Task Lifecycle
Task state transitions
The figure below depicts the state transitions that a task can go through within a workflow execution.
Retries and Failure Scenarios
Task failure and retries
Retries for failed task executions of each task can be configured independently. retryCount
, retryDelaySeconds
and retryLogic
can be used to configure the retry mechanism.
- Worker (W1) polls for task T1 from the Conductor server and receives the task.
- Upon processing this task, the worker determines that the task execution is a failure and reports this to the server with FAILED status after 10 seconds.
- The server will persist this FAILED execution of T1. A new execution of task T1 will be created and scheduled to be polled. This task will be available to be polled after 5 (retryDelaySeconds) seconds.
Poll Timeout Seconds
Poll timeout is the maximum amount of time by which a worker needs to poll a task, else the task will be marked as TIMED_OUT
.
In the figure above, task T1 does not get polled by the worker within 60 seconds, so Conductor marks it as TIMED_OUT
.
Timeout seconds
Timeout is the maximum amount of time that the task must reach a terminal state in, else it will be marked as TIMED_OUT
.
0 seconds -> Worker polls for task T1 from the Conductor server and receives the task. T1 is put into IN_PROGRESS
status by the server.
Worker starts processing the task but is unable to process the task at this time. Worker updates the server with T1 set to IN_PROGRESS
status and a callback of 9 seconds.
Server puts T1 back in the queue but makes it invisible and the worker continues to poll for the task but does not receive T1 for 9 seconds.

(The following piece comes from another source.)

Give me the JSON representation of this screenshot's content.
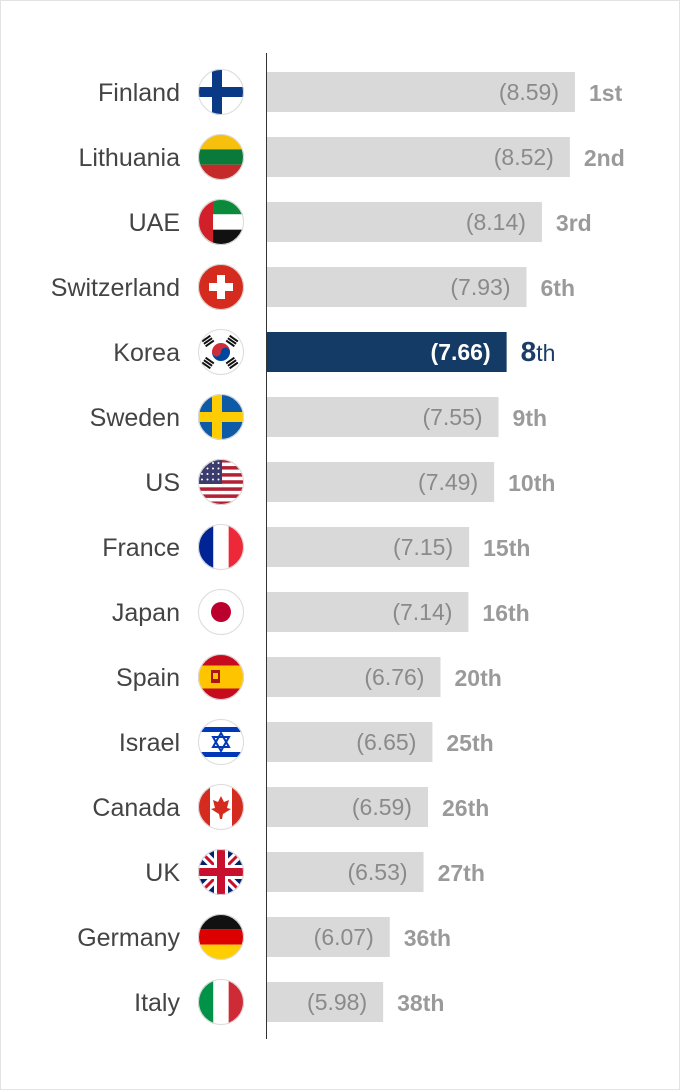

9,18 seconds -> Worker receives T1 from the server and is still unable to process the task and updates the server with a callback of 9 seconds.
27 seconds -> Worker polls and receives task T1 from the server and is now able to process this task.
30 seconds (T1 timeout) -> Server marks T1 as TIMED_OUT
because it is not in a terminal state after first being moved to IN_PROGRESS
status. Server schedules a new task based on the retry count.
32 seconds -> Worker completes processing of T1 and updates the server with COMPLETED
status. Server will ignore this update since T1 has already been moved to a terminal status (TIMED_OUT
).
Response timeout seconds
Response timeout is the time within which the worker must respond to the server with an update for the task, else the task will be marked as TIMED_OUT.
0 seconds -> Worker polls for the task T1 from the Conductor server and receives the task. T1 is put into IN_PROGRESS
status by the server.
Worker starts processing the task but the worker instance dies during this execution.
20 seconds (T1 responseTimeout) -> Server marks T1 as TIMED_OUT
since the task has not been updated by the worker within the configured responseTimeoutSeconds (20). A new instance of task T1 is scheduled as per the retry configuration.
25 seconds -> The retried instance of T1 is available to be polled by the worker, after the retryDelaySeconds (5) has elapsed.